In the offseason between the 1973 and 1974 baseball seasons, The Atlanta Journal was inundated with so many phone calls and pieces of hate mail - including a suite of death threats - that Lewis Grizzard quietly had an obituary written for Hank Aaron, fearing that he might be murdered before Opening Day 1974, and the chance to tie Babe Ruth’s sacred home run record. 

In his 19 years in the Major Leagues leading up to this moment, Hank Aaron had faced his share of full-throated discrimination - but as he crept up past Mickey Mantle and toward Babe Ruth on baseball’s all-time list, those voices grew even louder. Although he was a few decades past Jackie Robinson’s breaking the Major League color barrier, he was less than 10 years removed from LBJ’s signing of the Civil Rights Act. Challenging American traditions has always been an uphill battle, but to do so in the deep south in the still-smoldering wreckage of Jim Crow was an entirely different experience altogether. 

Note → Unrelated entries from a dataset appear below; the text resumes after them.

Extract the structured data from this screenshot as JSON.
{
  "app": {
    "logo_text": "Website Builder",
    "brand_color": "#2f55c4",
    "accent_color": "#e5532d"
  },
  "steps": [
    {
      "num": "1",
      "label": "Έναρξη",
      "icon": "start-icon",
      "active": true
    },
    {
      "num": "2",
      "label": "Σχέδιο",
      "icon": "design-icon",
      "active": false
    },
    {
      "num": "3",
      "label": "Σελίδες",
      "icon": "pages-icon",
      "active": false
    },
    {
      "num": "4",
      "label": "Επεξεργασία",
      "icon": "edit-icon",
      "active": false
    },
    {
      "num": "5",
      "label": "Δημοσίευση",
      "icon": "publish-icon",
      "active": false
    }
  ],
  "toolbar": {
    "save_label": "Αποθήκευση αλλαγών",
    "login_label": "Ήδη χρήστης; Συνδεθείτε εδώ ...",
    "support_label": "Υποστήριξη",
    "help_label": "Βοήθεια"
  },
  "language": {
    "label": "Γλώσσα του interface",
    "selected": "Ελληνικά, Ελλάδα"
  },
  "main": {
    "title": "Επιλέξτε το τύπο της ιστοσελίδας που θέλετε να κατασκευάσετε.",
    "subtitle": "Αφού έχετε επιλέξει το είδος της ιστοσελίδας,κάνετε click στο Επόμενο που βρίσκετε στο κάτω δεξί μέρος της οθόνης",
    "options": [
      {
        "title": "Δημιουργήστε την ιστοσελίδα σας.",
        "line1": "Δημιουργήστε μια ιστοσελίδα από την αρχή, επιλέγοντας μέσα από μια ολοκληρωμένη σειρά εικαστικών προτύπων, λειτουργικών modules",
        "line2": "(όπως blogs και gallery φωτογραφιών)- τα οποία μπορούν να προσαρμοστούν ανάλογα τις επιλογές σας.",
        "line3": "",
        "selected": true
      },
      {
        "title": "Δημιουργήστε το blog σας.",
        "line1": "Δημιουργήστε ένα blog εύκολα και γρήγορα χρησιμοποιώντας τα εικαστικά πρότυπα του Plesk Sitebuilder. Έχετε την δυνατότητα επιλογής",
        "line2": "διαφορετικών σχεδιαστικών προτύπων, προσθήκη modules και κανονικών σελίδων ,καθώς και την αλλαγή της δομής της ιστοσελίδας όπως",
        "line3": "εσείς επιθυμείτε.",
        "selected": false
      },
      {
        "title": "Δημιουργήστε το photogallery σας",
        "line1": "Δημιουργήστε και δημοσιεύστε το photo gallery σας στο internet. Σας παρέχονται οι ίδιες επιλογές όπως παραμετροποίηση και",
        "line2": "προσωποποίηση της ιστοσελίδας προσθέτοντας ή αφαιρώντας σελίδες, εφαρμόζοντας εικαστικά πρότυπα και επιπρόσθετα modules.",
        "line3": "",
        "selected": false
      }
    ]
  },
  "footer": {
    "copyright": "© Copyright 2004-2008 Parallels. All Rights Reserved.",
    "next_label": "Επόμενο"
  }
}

No one got to Hank, and on April 4th, 1974 he took Cincinnati Reds pitcher Jack Billingham deep on his first swing of the season to tie Babe Ruth - a towering three-run shot over the left-field wall that left fielder Pete Rose barely bothered to chase. 

So on April 8th, there was a palpable tension in Atlanta. A crowd of 53,775 - a Braves attendance record - gathered at Atlanta’s Fulton County Stadium. After walking to lead off the second inning, Hank Aaron stepped into the batter’s box in the bottom of the fourth with no outs and Darrell Evans on first base. Dodgers pitcher Al Downing put the first pitch to Hank in the dirt to a chorus of boos. Henry Aaron stepped out of the box, readjusted, and took a few swings. On the second pitch of the at-bat, a chest-high fastball, Hammerin’ Hank unloaded a shot to deep left field. Dodgers left fielder Bill Buckner scrambled up the fence and stretched for the ball, nearly falling into the bullpen, where Hank Aaron’s 715th home run landed in the glove of Braves reliever Tom House.

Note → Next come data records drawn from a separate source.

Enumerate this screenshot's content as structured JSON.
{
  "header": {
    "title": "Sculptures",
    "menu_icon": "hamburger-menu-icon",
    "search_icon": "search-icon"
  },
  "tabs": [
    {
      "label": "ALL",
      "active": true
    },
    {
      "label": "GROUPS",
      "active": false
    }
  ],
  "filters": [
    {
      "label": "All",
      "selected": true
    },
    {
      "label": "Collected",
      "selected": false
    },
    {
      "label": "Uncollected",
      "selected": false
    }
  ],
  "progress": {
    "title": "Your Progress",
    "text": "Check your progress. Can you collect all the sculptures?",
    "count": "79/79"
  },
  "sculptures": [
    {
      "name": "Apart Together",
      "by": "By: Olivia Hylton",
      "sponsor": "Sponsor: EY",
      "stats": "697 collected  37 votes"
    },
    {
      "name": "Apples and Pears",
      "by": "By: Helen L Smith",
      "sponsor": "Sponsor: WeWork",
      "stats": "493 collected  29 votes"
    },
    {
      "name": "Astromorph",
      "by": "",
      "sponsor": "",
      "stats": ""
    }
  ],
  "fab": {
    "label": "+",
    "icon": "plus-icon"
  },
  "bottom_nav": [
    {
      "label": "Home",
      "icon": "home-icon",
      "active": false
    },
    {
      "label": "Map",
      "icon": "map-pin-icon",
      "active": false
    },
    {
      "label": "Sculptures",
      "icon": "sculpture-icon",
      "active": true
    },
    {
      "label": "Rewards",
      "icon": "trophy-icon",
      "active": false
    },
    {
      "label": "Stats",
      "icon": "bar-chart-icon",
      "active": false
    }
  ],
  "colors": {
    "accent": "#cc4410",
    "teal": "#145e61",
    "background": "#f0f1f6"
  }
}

The moment the ball left the bat, everyone watching knew that history had been made. The sellout crowd at Fulton County Stadium showered Henry Aaron with applause. Vin Scully, the Dodgers’ Hall of Fame play-by-play caller, framed the moment perfectly.

“What a marvelous moment for baseball. What a marvelous moment for Atlanta and the State of Georgia. What a marvelous moment for the country and the world. A black man is getting a standing ovation in the deep south...”

Hank Aaron fought ignorance and hatred for twenty years and became the all-time home run king. 

It only takes a spark to start a fire. And some fires burn forever.